BILL AYERS (Weathermen leader)
We were convinced that militancy was essential. That is, putting our bodies on the line, showing what we’re willing to do, taking the consequences. That’s why we organized the Days of Rage. We organized the Days of Rage under the theory that the problem with the mass mobilizations at that time was that the militants—us—were always contained. We were pushed aside by peace marshals and demonstration marshals. But actually we were the real energy of the thing, so why don’t we organize our own action with the militants in the open and in the lead? Well, that was a miscalculation, to say the least, because it’s one thing to be the militant in a one-hundred-thousand-person demonstration. It’s another thing to be the militant with two hundred other militants. It was isolating, and we did it to ourselves.
BRIAN FLANAGAN (Weathermen member)
I was a soldier rather than a leader. I wasn’t part of the Weather Bureau, which were the people who had written the Weathermen’s statement, you know, J.J. [John Jacobs], Bernardine, Billy, Mark, all the people with the big names, and a few that just faded away.
They’re carpet bombing Vietnam, and Cambodia and Laos. So there has to be something done to try to make this country unlivable as long as they’re slaughtering Vietnamese; we’re going to make big trouble here, and so a big march on Washington is not enough. Getting more and more people to a big demonstration isn’t going to do any good. So the Days of Rage was sort of our coming-out party.
MARK RUDD
We went into it thinking we were going to have ten thousand people, and about two hundred and fifty to three hundred showed up the first night. I was in hiding. They were keeping me for the next day.
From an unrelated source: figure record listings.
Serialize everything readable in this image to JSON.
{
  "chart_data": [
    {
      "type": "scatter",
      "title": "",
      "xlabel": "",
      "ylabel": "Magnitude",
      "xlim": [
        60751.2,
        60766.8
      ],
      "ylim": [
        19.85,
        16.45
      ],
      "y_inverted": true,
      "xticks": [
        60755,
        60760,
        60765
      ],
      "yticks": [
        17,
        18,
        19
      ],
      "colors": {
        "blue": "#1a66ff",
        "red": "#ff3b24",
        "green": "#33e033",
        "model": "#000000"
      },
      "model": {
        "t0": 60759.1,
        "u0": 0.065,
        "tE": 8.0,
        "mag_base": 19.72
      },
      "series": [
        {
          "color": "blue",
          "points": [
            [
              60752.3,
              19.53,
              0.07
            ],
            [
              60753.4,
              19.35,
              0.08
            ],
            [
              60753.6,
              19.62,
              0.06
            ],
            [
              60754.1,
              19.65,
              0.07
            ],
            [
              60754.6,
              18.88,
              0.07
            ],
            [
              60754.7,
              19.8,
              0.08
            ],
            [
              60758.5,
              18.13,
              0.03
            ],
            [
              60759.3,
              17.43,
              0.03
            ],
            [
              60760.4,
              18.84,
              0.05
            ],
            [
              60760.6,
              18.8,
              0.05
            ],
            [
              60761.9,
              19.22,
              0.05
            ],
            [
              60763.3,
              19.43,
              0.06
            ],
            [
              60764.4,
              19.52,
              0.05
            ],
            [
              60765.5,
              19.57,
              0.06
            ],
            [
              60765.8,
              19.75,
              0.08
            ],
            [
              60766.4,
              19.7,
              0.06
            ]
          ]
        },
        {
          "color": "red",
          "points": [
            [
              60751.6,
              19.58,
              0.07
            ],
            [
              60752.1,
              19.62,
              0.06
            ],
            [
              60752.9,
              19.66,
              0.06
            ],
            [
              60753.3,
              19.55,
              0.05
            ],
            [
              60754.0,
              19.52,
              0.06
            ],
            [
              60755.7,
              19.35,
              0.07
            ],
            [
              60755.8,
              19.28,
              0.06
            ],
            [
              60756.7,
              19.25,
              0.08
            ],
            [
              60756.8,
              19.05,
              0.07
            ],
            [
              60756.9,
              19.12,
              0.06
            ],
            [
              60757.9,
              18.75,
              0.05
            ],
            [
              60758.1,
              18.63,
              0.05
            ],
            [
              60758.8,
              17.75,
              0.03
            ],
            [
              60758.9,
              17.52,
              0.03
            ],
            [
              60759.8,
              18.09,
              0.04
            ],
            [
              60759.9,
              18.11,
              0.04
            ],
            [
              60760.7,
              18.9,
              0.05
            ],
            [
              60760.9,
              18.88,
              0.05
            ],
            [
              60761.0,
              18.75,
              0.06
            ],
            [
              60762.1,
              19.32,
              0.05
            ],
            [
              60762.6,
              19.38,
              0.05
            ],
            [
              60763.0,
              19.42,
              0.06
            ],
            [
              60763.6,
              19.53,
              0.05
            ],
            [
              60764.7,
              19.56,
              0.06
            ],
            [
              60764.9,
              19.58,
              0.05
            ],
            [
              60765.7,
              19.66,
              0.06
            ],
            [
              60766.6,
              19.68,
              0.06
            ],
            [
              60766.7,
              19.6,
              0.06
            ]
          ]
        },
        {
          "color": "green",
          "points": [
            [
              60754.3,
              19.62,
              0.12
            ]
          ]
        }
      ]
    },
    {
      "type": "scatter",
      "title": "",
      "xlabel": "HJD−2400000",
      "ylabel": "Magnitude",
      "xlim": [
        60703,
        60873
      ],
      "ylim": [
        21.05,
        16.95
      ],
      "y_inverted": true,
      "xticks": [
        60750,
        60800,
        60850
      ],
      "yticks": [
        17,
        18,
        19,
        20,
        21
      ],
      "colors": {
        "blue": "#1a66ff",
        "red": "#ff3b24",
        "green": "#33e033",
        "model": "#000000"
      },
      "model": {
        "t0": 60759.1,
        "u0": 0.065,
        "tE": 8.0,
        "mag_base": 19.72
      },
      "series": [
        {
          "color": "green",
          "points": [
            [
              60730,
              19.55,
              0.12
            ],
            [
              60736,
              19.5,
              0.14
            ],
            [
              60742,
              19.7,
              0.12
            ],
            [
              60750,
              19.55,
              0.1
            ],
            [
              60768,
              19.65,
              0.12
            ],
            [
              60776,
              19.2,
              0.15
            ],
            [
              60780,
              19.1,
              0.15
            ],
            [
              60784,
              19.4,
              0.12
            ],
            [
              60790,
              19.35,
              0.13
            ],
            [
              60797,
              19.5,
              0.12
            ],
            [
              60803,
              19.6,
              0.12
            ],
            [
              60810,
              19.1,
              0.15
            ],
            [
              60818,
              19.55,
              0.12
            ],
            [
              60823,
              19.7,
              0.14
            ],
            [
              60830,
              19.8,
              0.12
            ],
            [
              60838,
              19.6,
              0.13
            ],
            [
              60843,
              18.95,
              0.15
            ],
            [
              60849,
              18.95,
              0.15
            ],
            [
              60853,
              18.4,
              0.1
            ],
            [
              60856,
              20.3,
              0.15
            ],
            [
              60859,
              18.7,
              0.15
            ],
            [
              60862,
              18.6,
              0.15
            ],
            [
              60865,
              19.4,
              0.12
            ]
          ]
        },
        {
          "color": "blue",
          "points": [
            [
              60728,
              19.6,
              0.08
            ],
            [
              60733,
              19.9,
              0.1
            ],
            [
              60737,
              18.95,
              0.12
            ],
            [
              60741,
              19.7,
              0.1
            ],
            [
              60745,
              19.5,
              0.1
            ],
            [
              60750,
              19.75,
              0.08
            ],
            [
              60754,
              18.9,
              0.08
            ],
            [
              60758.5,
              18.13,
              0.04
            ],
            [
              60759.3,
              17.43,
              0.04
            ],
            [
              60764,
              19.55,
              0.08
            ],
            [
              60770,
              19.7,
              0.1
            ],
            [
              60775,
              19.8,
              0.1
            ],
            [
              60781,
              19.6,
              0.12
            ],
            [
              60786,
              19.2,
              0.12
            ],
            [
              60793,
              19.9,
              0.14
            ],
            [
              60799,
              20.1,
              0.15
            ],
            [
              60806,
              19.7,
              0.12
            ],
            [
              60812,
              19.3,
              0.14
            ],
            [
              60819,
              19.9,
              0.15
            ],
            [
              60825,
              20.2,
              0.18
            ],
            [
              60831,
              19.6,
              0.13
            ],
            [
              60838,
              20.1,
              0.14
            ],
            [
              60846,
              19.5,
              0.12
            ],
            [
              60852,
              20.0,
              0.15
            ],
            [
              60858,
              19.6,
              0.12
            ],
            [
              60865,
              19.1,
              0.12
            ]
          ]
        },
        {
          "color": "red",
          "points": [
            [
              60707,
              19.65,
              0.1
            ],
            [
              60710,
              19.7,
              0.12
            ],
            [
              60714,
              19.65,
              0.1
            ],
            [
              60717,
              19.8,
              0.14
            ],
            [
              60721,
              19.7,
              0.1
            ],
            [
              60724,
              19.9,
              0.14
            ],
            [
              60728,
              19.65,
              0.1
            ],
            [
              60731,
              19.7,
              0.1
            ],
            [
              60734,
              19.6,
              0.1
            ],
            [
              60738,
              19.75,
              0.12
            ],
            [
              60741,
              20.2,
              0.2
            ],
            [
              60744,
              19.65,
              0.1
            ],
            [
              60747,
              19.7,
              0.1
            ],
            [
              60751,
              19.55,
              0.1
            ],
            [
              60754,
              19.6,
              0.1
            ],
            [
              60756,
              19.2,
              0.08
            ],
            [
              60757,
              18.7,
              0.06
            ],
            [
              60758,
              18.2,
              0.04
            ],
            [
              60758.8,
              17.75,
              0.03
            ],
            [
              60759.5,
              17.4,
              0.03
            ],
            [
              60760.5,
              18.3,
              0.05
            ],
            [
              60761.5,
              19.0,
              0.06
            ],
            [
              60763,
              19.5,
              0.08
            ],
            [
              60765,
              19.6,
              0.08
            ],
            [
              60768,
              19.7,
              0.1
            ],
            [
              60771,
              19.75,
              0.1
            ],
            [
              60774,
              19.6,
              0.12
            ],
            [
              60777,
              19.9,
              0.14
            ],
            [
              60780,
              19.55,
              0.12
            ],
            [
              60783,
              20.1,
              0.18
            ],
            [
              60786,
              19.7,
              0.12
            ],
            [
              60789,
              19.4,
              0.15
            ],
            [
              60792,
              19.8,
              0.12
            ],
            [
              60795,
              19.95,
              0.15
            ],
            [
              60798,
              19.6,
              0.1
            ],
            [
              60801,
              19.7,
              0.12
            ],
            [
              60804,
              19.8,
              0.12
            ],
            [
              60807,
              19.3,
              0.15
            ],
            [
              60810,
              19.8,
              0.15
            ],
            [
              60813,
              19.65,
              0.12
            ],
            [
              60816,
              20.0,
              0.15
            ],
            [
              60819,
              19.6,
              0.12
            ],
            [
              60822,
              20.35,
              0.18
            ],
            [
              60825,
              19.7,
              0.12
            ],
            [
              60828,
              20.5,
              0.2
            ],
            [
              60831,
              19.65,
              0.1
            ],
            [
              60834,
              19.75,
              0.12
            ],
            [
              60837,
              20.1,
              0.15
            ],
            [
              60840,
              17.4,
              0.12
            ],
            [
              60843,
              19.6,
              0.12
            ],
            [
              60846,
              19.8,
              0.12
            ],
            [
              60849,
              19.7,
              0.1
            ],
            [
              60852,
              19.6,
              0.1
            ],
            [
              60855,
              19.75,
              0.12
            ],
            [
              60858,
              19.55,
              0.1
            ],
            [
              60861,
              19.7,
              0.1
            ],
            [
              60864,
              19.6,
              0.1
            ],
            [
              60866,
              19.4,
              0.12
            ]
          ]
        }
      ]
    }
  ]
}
What we did was, we rotated responsibility. I was going to handle the bail money and then on the third day I was going to lead the demonstration.
So I was handling bail, and getting people safe away from the police, and all kinds of crazy things. A cop got beat up in one of o
ur movement centers, and all kinds of things were happening. I was in charge of leading the last march, which was Saturday morning, October 11. I had this crazy little mustache disguise, the kind you buy in a magic shop, and I got to the location of the rally about forty-five minutes early and immediately the Red Squad came and beat me up and busted me. Just immediately, before the rally ever formed. There was this group that was part of the Chicago Police Department called the Red Squad. They always followed us around.
I stopped fighting at one point, and the cop who arrested me said that he was surprised I had stopped fighting. It stuck in my mind. I must have had some sense of self-preservation, a concept that if you don’t fight, they won’t—they’ll lay off. I’m not much of a fighter; I never was. So the whole thing was macho posing. They charged me with assaulting an officer and I went to jail.
DAVID FENTON
The Days of Rage was one of the scariest things I’ve ever seen in my life. The Weathermen all took nightsticks and police truncheons out from under their jackets and went running in a mad frenzy down the streets of Chicago’s Gold Coast breaking every window in sight. This was their big revolutionary action. And the police freaked out, and opened fire on them, which is well documented, but forgotten. Nobody was killed. So I watched the police shooting at these people—I think six people were shot. And I’m like, Oh, my goodness! Maybe I should get out of here. But my job as a photographer was to go where the action was. And that’s when this guy Richard Elrod got knocked over.